Treating thrush over and over? Maybe it's Raynaud's.
If you have a burning pain with breastfeeding, you may have tried treating yourself and your baby for thrush.
But if you’ve been treating it with effective treatments for a while and your pain hasn’t improved, it might be time to consider whether it’s thrush after all. It might be a relatively common condition called Raynaud’s vasospasm of the nipple.
Raynaud’s is a sudden constriction of blood vessels which limits blood flow and causes color changes. It’s thought that up to 20% of women of childbearing age may experience Raynaud’s. Because the burning pain of thrush and Raynaud’s is similar, they are easily confused, and mothers are sometimes treated repeatedly for thrush when the culprit is Raynaud’s.
Typical symptoms in breastfeeding are:
- A burning pain, felt during and sometimes after the feeding, that isn’t improved by correcting the latch. This pain is similar to the burning pain experienced by mothers with thrush.
- Nipples that turn white, blue, or red (or some combination of these colors) after or in between feedings, especially when exposed to cold air.
- For some women (but not all), the symptoms start during pregnancy.
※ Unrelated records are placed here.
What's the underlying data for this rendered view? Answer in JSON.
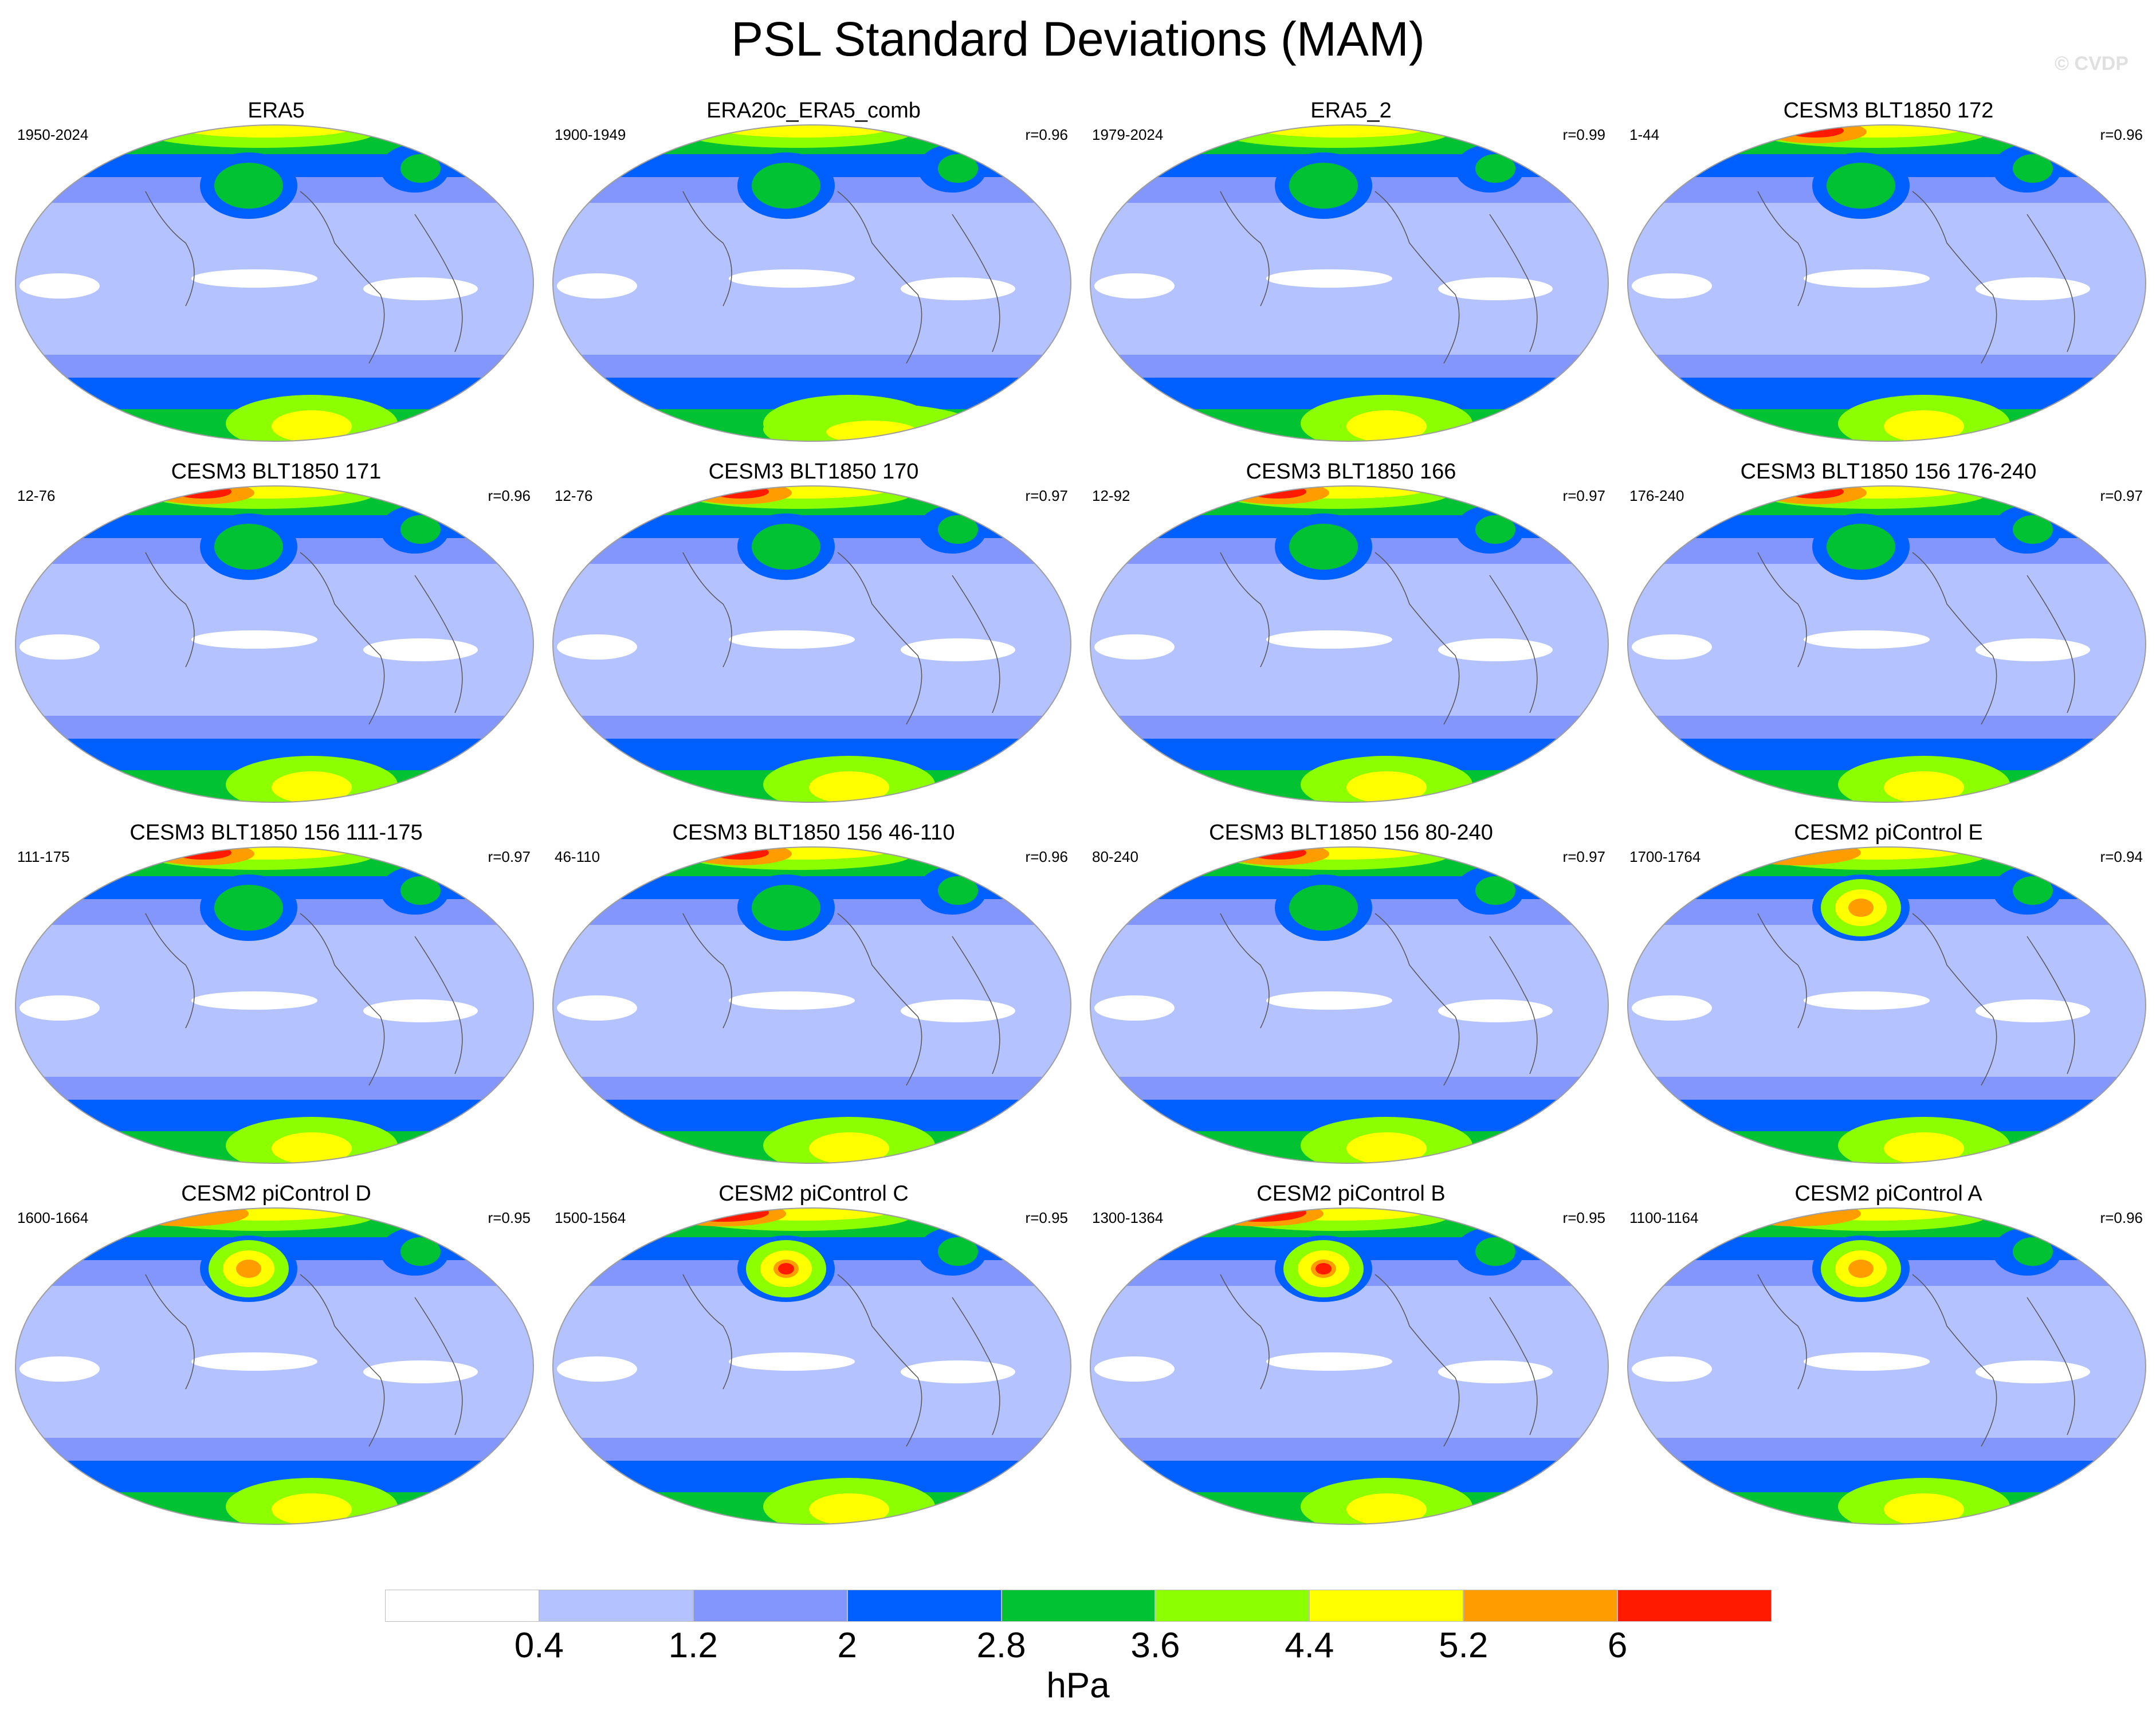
{
  "title": "PSL Standard Deviations (MAM)",
  "watermark": "© CVDP",
  "units": "hPa",
  "colorbar": {
    "levels": [
      "0.4",
      "1.2",
      "2",
      "2.8",
      "3.6",
      "4.4",
      "5.2",
      "6"
    ],
    "colors": [
      "#ffffff",
      "#b4c3ff",
      "#8296fe",
      "#0060ff",
      "#00c232",
      "#8cff00",
      "#ffff00",
      "#ff9c00",
      "#ff1a00"
    ]
  },
  "panels": [
    {
      "title": "ERA5",
      "period": "1950-2024",
      "r": "",
      "variant": 0
    },
    {
      "title": "ERA20c_ERA5_comb",
      "period": "1900-1949",
      "r": "r=0.96",
      "variant": 1
    },
    {
      "title": "ERA5_2",
      "period": "1979-2024",
      "r": "r=0.99",
      "variant": 0
    },
    {
      "title": "CESM3 BLT1850 172",
      "period": "1-44",
      "r": "r=0.96",
      "variant": 2
    },
    {
      "title": "CESM3 BLT1850 171",
      "period": "12-76",
      "r": "r=0.96",
      "variant": 2
    },
    {
      "title": "CESM3 BLT1850 170",
      "period": "12-76",
      "r": "r=0.97",
      "variant": 2
    },
    {
      "title": "CESM3 BLT1850 166",
      "period": "12-92",
      "r": "r=0.97",
      "variant": 2
    },
    {
      "title": "CESM3 BLT1850 156 176-240",
      "period": "176-240",
      "r": "r=0.97",
      "variant": 2
    },
    {
      "title": "CESM3 BLT1850 156 111-175",
      "period": "111-175",
      "r": "r=0.97",
      "variant": 2
    },
    {
      "title": "CESM3 BLT1850 156 46-110",
      "period": "46-110",
      "r": "r=0.96",
      "variant": 2
    },
    {
      "title": "CESM3 BLT1850 156 80-240",
      "period": "80-240",
      "r": "r=0.97",
      "variant": 2
    },
    {
      "title": "CESM2 piControl E",
      "period": "1700-1764",
      "r": "r=0.94",
      "variant": 3
    },
    {
      "title": "CESM2 piControl D",
      "period": "1600-1664",
      "r": "r=0.95",
      "variant": 3
    },
    {
      "title": "CESM2 piControl C",
      "period": "1500-1564",
      "r": "r=0.95",
      "variant": 4
    },
    {
      "title": "CESM2 piControl B",
      "period": "1300-1364",
      "r": "r=0.95",
      "variant": 4
    },
    {
      "title": "CESM2 piControl A",
      "period": "1100-1164",
      "r": "r=0.96",
      "variant": 3
    }
  ]
}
And for some women, a similar reaction occurs in their hands or feet when exposed to cold.
Raynaud’s is seen more often in women who have autoimmune diseases such as rheumatoid arthritis, and symptoms may be more common during colder times of the year.
Before you suspect that Raynaud’s may be the cause of your pain, make sure that your baby’s latch is good. A poor latch is the most common cause of pain with breastfeeding, and compression of the nipple can cause it to blanch after a feeding. To make sure that the latch is good, have a lactation consultant or another person who is very skilled at helping achieve a good latch help you get the baby on the breast well. There are many causes of breastfeeding pain (shallow latch, tongue tie, blebs), and a good breastfeeding support person will run through them with you.
The symptoms of Raynaud’s often go away on their own - by about 10 weeks postpartum, according to Dr. Jack Newman. If they don’t, there are treatments for Raynaud’s which appear to be effective. Here are some treatment options:
- Reduce exposure of the nipple to cold, as cold often triggers a painful reaction. When the nipple comes out of the baby’s mouth, use a dry warm compress - even your hand or arm, if it’s warm - to reduce the cold shock. Some mothers report an improvement in symptoms when the weather becomes warmer.
- Avoid nicotine and vasoconstrictive drugs.
- B6 and/or magnesium supplements.
- A low dose prescription for Nifedipene, a medication considered “usually compatible with breastfeeding” by the American Academy of Pediatrics.
- It’s possible to have both Raynaud’s and thrush, so if you haven’t treated for thrush it’s worth considering as well.
If you’d like to seek help from your physician, you may want to print out studies from Pediatrics and Obstetrics and Gynecology, and the Journal of Human Lactation which discusses treatment with Nifedipene.
This information is presented for educational purposes, and should not substitute for medical advice from your healthcare provider.